- Category: Arts
A white Jamaican who wants no part of Babylon:
A talk with John Blackwood
"What you look like doesn’t matter anymore. It used to be a big thing because you could say well somebody looks like that then they’re from there. And that’s what they’re like. … The variations are huge, the shades of the background … people’ personal meanings, what they thing of themselves. It’s getting all so mixed up. I guess it always was in Jamaica, mixed up.”
- John Blackwood
Looking up at the numerous posters of past productions at Theatre Passe Muraille''s main lobby, you will occasionally read the name of John Blackwood -- as in an early 1980''s show called The Torontotonians. As he tells me in a pure Jamaican accent, "My resume long ''so!" He has been in the theatre for 30 years.
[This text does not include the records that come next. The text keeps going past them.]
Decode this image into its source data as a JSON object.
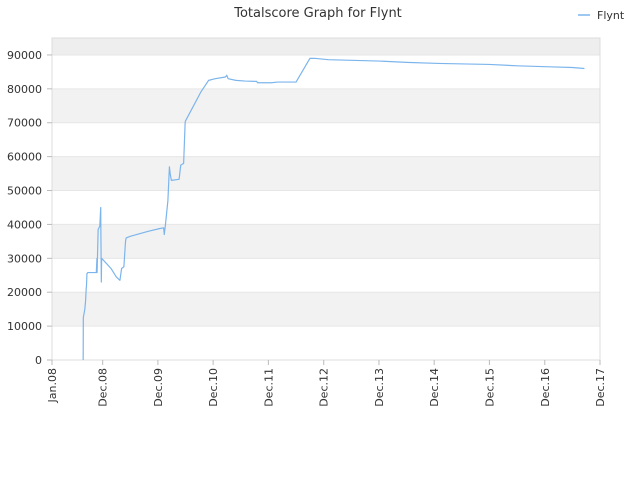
{
  "chart_data": {
    "type": "line",
    "title": "Totalscore Graph for Flynt",
    "xlabel": "",
    "ylabel": "",
    "ylim": [
      0,
      95000
    ],
    "xlim": [
      "2008-01-01",
      "2017-12-01"
    ],
    "grid": true,
    "legend_position": "top-right",
    "y_ticks": [
      0,
      10000,
      20000,
      30000,
      40000,
      50000,
      60000,
      70000,
      80000,
      90000
    ],
    "y_tick_labels": [
      "0",
      "10000",
      "20000",
      "30000",
      "40000",
      "50000",
      "60000",
      "70000",
      "80000",
      "90000"
    ],
    "x_ticks": [
      "2008-01-01",
      "2008-12-01",
      "2009-12-01",
      "2010-12-01",
      "2011-12-01",
      "2012-12-01",
      "2013-12-01",
      "2014-12-01",
      "2015-12-01",
      "2016-12-01",
      "2017-12-01"
    ],
    "x_tick_labels": [
      "Jan.08",
      "Dec.08",
      "Dec.09",
      "Dec.10",
      "Dec.11",
      "Dec.12",
      "Dec.13",
      "Dec.14",
      "Dec.15",
      "Dec.16",
      "Dec.17"
    ],
    "series": [
      {
        "name": "Flynt",
        "color": "#7cb5ec",
        "points": [
          [
            "2008-07-25",
            0
          ],
          [
            "2008-07-26",
            12500
          ],
          [
            "2008-08-01",
            14000
          ],
          [
            "2008-08-05",
            15000
          ],
          [
            "2008-08-10",
            17500
          ],
          [
            "2008-08-14",
            21000
          ],
          [
            "2008-08-16",
            22000
          ],
          [
            "2008-08-19",
            25500
          ],
          [
            "2008-08-25",
            25800
          ],
          [
            "2008-09-10",
            25800
          ],
          [
            "2008-10-20",
            25800
          ],
          [
            "2008-10-24",
            30000
          ],
          [
            "2008-10-25",
            25800
          ],
          [
            "2008-11-01",
            38500
          ],
          [
            "2008-11-12",
            39500
          ],
          [
            "2008-11-18",
            45000
          ],
          [
            "2008-11-19",
            38000
          ],
          [
            "2008-11-22",
            23000
          ],
          [
            "2008-11-24",
            30000
          ],
          [
            "2008-12-15",
            29000
          ],
          [
            "2009-01-25",
            27000
          ],
          [
            "2009-03-01",
            24500
          ],
          [
            "2009-03-25",
            23500
          ],
          [
            "2009-04-05",
            27000
          ],
          [
            "2009-04-20",
            27500
          ],
          [
            "2009-05-01",
            35000
          ],
          [
            "2009-05-05",
            36000
          ],
          [
            "2009-06-01",
            36500
          ],
          [
            "2009-10-01",
            38000
          ],
          [
            "2009-12-15",
            38800
          ],
          [
            "2010-01-08",
            39000
          ],
          [
            "2010-01-12",
            37000
          ],
          [
            "2010-01-20",
            40000
          ],
          [
            "2010-02-05",
            47000
          ],
          [
            "2010-02-15",
            57000
          ],
          [
            "2010-02-20",
            55000
          ],
          [
            "2010-02-28",
            53000
          ],
          [
            "2010-04-20",
            53300
          ],
          [
            "2010-05-01",
            57500
          ],
          [
            "2010-05-20",
            58000
          ],
          [
            "2010-05-30",
            70000
          ],
          [
            "2010-06-01",
            70500
          ],
          [
            "2010-09-10",
            79000
          ],
          [
            "2010-11-01",
            82500
          ],
          [
            "2010-12-15",
            83000
          ],
          [
            "2011-02-20",
            83500
          ],
          [
            "2011-03-01",
            84000
          ],
          [
            "2011-03-10",
            83000
          ],
          [
            "2011-05-01",
            82500
          ],
          [
            "2011-07-01",
            82300
          ],
          [
            "2011-09-15",
            82200
          ],
          [
            "2011-09-20",
            81800
          ],
          [
            "2011-12-20",
            81800
          ],
          [
            "2012-02-01",
            82000
          ],
          [
            "2012-06-01",
            82000
          ],
          [
            "2012-09-01",
            89000
          ],
          [
            "2012-10-01",
            89000
          ],
          [
            "2013-01-01",
            88600
          ],
          [
            "2013-12-01",
            88200
          ],
          [
            "2014-06-01",
            87800
          ],
          [
            "2015-01-01",
            87500
          ],
          [
            "2015-12-01",
            87200
          ],
          [
            "2016-06-01",
            86800
          ],
          [
            "2017-01-01",
            86500
          ],
          [
            "2017-06-01",
            86300
          ],
          [
            "2017-08-20",
            86000
          ]
        ]
      }
    ]
  }
}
But Blackwood readily acknowledges that life in the theatre is not easy.
But Blackwood is no ordinary Jamaican. Born from British parents in Montreal in 1951, he found himself spending his formative childhood years in Jamaica between 1956 and 1970. He attended Campion College; and credits this time in his life as the most influential years on his psyche. He discovered his acting talents at 11 years old through a college play. He later took some theatre courses while in university in St-Catharines, Ontario. But Jamaica has always remained in his soul. He recounts: "All during my career as I came up here, people always ask me: What is that Jamaican thing that happened to you? They’re always interested about that.”
Jamaica Man is essentially a retelling of his life story through the eyes of an often ostracized outsider. “So I just try to make it a little show about my life story, right? … To see if I could put my life story out on stage and see if it finds any resonance. If there’s any interest in it at all. … And there seems to be. When I can get a West Indian audience. Which is hard for me to get. One white man, they don’t want to come right?”
Indeed, Blackwood laments the fact that he often has trouble drawing a West Indian crowd. But when they "do" come, it''s a party. He speaks specifically of some dub poets who came to see his show recently and immediately saw a big difference in their attitude towards him. Blackwood recounts: "A few of them came to see my show and, of course, the attitude changed completely. Just warmed right up. They said: “Okay you understand.” Here’s one white man who probably understands. So that does work for me. But I think that one of the effects of it is that I tend to ostracize myself. I tend to cut myself off. To be a little challenging. A bit of a chip on my shoulder really. It’s difficult because I don’t really move in the West Indian community in Toronto. I move in the theatre community."
Blackwood has always felt uneasy about any form of oppression. But he realizes that being a white Jamaica man comes with takling assumptions about who he is regularly. He says: "My personal story, is what happened to me and what I think about. I can’t make no judgment. If anything, I can sort of judge white people. … I don’t want to have no part in no system. Just what I do personally. That’s all. It’s hard not to align yourself to any organization. It''s lonely business being a white Jamaican.”
Recognizing what he calls the "piracy" which underlies the system of big-money western influence in Jamaica, Blackwood explains: "As a white man, I have a good view on the exploitation process. Okay? And my father being a businessman down there for years, trying to be just a middle-class businessman. And to make a living and how damned near impossible that is."
Blackwood remembers how his cultural identification with Jamaican culture brought opposition from his British-born parents. “Why are you talking like that? You don’t even sound sound like them. Stop talking like that.” And my dad would say: “This theatre lark.” They called it a lark. But after years and years in the straight business and now has nothing to show for it so now he can’t say nothing right?"
Jamaica Man originally showed in 2003 at Theatre Passe Muraille to a very successful first week-end. But the big black-out of that year basically killed the play, and all the other plays showing that week. Since then, he has been taking it to schools. "It’s a one-act thing so it fits into classroom format. And I’ve been trying to take it out to high schools, what they call grade 7, 8, 9 … and it works really well out there. I find a lot of children with West Indian background … they don’t know Jamaica … they don’t. They’re interested in it" Blackwood says.
He hopes that Jamaica Man will attract a good amount of West Indians. "When I get a good West Indian audience, it’s a party. There’s a lot of good jokes and there’s a lot of live music to sing along with and stuff. It’s a celebration. I love the place, It’s like a love letter that turns into a tirade. That’s why I’m hoping to get mixed audiences in there. It’s hard to get the West Indian audience but I’ll keep working on it. I don’t expect everybody to flock to see me. I go out and look for them. This is just one stage of my pursuing this little project.”